China Shares May Open To The Upside On Monday

(RTTNews) - The China stock market has ticked lower in back-to-back sessions, slipping almost 15 points or 0.4 percent along the way. The Shanghai Composite Index now rests just beneath the 3,370-point plateau although it may inch higher on Monday.

The global forecast for the Asian markets is cautiously optimistic on an improved outlook for interest rates. The European markets were down and the U.S. bourses were up and the Asian markets are predicted to follow the latter lead.

The SCI finished barely lower on Friday following losses from the properties and resource stocks, while the financials came in mixed.

For the day, the index eased 1.96 points or 0.06 percent to finish at 3,368.07 after trading between 3,362.82 and 3,390.62. The Shenzhen Composite Index rose 9.04 points or 0.44 percent to end at 2,041.89.

Among the actives, Industrial and Commercial Bank of China collected 0.62 percent, while Bank of China added 0.57 percent, China Merchants Bank dipped 0.29 percent, China Life Insurance shed 0.81 percent, Jiangxi Copper slumped 1.34 percent, Aluminum Corp of China (Chalco) declined 1.49 percent, Yankuang Energy surrendered 2.45 percent, PetroChina dropped 0.95 percent, China Petroleum and Chemical (Sinopec) retreated 1.24 percent, Huaneng Power tumbled 1.99 percent, China Shenhua Energy tanked 2.98 percent, Gemdale sank 0.85 percent, Poly Developments shed 0.53 percent, China Vanke skidded 1.14 percent and Agricultural Bank of China and China Construction Bank were unchanged.

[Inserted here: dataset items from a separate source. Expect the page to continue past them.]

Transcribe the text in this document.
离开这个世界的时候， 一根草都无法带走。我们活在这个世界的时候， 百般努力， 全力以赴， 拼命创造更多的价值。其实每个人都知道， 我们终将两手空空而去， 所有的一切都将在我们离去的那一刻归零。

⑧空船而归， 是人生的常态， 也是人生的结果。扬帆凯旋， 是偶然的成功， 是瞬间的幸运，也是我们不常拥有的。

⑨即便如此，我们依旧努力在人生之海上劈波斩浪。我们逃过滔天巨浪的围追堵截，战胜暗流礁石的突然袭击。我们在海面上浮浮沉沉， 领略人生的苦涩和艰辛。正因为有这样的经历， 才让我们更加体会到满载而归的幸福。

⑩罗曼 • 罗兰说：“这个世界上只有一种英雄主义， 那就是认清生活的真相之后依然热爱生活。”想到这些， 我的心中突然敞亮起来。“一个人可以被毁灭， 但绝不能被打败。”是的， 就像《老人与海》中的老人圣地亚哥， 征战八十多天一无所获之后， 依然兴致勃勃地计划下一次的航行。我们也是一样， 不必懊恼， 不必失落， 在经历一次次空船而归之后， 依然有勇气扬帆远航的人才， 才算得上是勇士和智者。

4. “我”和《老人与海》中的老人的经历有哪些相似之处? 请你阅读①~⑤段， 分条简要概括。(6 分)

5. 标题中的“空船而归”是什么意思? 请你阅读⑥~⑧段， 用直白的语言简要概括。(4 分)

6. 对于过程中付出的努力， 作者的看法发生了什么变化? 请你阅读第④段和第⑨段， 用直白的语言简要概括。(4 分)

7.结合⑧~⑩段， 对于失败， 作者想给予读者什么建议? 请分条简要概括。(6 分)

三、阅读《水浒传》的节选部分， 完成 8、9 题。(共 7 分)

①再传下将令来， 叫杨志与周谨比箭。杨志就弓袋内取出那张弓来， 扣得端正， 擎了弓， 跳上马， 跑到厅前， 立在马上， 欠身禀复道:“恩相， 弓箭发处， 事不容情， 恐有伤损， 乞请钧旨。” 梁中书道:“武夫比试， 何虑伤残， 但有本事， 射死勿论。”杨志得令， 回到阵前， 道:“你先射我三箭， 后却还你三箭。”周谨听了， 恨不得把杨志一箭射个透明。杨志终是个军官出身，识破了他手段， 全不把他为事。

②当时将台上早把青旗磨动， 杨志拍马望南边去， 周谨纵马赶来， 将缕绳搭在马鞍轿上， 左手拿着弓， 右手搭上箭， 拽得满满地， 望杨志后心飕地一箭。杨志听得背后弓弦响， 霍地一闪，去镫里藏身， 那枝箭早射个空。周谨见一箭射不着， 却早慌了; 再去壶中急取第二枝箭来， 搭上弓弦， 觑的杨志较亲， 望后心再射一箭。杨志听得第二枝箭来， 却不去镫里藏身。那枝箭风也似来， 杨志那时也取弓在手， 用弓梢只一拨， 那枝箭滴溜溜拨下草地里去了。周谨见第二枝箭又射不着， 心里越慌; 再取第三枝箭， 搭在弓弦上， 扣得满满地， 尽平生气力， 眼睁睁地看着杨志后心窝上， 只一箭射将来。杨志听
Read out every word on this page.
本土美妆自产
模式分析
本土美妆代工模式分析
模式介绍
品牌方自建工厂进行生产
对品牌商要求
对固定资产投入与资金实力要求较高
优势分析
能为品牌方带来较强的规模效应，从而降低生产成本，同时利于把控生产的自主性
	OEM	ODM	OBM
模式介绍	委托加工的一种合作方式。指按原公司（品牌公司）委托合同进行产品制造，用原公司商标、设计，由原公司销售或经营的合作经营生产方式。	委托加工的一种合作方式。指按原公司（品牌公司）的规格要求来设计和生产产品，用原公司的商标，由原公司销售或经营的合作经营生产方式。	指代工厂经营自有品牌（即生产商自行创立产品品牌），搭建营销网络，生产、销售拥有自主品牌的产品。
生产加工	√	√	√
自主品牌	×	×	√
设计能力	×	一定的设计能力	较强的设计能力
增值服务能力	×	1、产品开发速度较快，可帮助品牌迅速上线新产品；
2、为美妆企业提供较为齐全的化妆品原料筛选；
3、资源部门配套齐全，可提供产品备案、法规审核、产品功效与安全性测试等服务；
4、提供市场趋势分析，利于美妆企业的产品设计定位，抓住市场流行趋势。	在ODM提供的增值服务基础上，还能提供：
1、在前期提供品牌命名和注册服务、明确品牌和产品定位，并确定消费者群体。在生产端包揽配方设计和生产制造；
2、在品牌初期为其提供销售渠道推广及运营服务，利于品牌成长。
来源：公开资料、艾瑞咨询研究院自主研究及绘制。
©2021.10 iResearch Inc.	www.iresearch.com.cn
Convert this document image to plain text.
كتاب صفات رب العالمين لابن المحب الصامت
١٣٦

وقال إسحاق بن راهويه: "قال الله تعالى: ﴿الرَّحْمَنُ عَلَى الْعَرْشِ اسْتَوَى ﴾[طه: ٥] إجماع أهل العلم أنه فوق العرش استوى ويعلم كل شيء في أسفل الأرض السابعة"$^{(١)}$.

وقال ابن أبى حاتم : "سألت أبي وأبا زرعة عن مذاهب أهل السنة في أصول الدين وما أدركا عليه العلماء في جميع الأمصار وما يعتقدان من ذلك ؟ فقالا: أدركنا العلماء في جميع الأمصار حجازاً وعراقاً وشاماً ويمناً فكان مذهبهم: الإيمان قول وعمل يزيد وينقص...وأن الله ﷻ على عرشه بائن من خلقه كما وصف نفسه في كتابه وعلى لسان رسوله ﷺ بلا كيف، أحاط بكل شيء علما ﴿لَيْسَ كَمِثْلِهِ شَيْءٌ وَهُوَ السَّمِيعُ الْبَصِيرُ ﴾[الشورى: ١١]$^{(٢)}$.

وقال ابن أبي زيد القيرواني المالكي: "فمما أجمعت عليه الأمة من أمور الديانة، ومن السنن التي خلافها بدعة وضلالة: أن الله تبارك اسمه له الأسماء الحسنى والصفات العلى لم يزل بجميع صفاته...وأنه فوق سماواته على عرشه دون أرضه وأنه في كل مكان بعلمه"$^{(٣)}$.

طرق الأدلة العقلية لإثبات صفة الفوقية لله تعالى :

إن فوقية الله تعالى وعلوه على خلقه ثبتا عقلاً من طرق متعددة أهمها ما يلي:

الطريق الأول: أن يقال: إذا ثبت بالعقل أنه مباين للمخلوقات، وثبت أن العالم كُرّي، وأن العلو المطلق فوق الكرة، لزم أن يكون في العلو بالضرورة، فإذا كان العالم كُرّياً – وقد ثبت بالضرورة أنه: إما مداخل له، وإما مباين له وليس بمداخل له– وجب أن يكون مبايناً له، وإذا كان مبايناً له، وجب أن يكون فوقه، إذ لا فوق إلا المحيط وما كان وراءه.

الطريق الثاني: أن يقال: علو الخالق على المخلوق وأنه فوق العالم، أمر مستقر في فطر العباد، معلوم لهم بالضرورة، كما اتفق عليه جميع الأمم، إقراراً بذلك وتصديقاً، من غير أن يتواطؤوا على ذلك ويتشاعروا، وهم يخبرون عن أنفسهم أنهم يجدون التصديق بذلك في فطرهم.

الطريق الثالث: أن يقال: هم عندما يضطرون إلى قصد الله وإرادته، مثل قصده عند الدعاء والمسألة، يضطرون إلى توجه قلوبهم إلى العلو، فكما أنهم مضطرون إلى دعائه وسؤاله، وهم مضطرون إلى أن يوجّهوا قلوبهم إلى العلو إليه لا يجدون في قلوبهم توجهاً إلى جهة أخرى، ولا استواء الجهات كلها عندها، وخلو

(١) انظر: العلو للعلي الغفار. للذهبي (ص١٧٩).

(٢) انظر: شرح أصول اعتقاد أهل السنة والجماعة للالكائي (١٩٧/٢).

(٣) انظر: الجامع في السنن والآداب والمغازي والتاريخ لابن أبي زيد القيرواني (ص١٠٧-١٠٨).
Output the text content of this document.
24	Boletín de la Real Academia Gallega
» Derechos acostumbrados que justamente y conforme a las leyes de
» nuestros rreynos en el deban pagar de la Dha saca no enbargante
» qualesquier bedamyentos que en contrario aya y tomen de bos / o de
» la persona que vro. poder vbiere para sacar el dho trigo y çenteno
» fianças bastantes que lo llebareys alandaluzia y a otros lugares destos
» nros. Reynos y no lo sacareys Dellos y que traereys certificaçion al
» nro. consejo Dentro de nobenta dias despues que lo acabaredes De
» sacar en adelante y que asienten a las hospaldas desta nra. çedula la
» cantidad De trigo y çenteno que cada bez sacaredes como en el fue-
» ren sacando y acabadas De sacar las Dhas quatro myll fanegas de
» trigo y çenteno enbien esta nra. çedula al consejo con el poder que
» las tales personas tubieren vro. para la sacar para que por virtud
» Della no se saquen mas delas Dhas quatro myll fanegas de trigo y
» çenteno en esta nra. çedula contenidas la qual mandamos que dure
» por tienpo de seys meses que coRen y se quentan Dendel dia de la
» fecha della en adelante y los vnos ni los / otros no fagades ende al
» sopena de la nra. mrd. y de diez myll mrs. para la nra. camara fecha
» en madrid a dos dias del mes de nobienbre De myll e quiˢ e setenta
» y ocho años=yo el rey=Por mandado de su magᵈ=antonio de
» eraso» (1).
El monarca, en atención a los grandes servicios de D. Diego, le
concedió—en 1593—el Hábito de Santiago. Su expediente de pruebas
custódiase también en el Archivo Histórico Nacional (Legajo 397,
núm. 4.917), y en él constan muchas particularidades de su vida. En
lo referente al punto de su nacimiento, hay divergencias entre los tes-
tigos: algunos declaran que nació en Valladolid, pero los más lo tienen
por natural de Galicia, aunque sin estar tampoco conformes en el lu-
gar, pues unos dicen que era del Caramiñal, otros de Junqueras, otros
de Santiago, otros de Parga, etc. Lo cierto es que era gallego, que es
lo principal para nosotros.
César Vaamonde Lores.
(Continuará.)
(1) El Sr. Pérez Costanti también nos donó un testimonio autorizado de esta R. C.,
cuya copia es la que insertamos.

The lead from Wall Street is positive as the major averages opened lower on Friday but quickly bounced up into the green and stayed that way for the balance of the session.

The Dow rallied 498.06 points or 1.18 percent to finish at 42,840.26, while the NASDAQ jumped 199.80 points or 1.03 percent to close at 19,572.60 and the S&P 500 gained 63.77 points or 1.09 percent to end at 5,930.85.

For the week, the Dow plunged 2.3 percent, the S&P 500 tumbled 2.0 percent and the NASDAQ slumped 1.8 percent.

The rally on Wall Street followed the release of the Commerce Department's report on personal consumption expenditures (PCE), which came in slower than expected.

As that is the Federal Reserve's preferred reading on consumer price inflation, the slower than expected growth inspired traders to pick up stocks at reduced levels following the mid-week sell-off.

Oil futures settled higher on Friday as the dollar came off two-year highs after soft PCE readings eased concerns about the outlook for interest rate cuts. West Texas Intermediate Crude oil futures perked $0.08 or about 0.1 percent to $69.46 a barrel. Oil futures shed 2.5 percent in the week.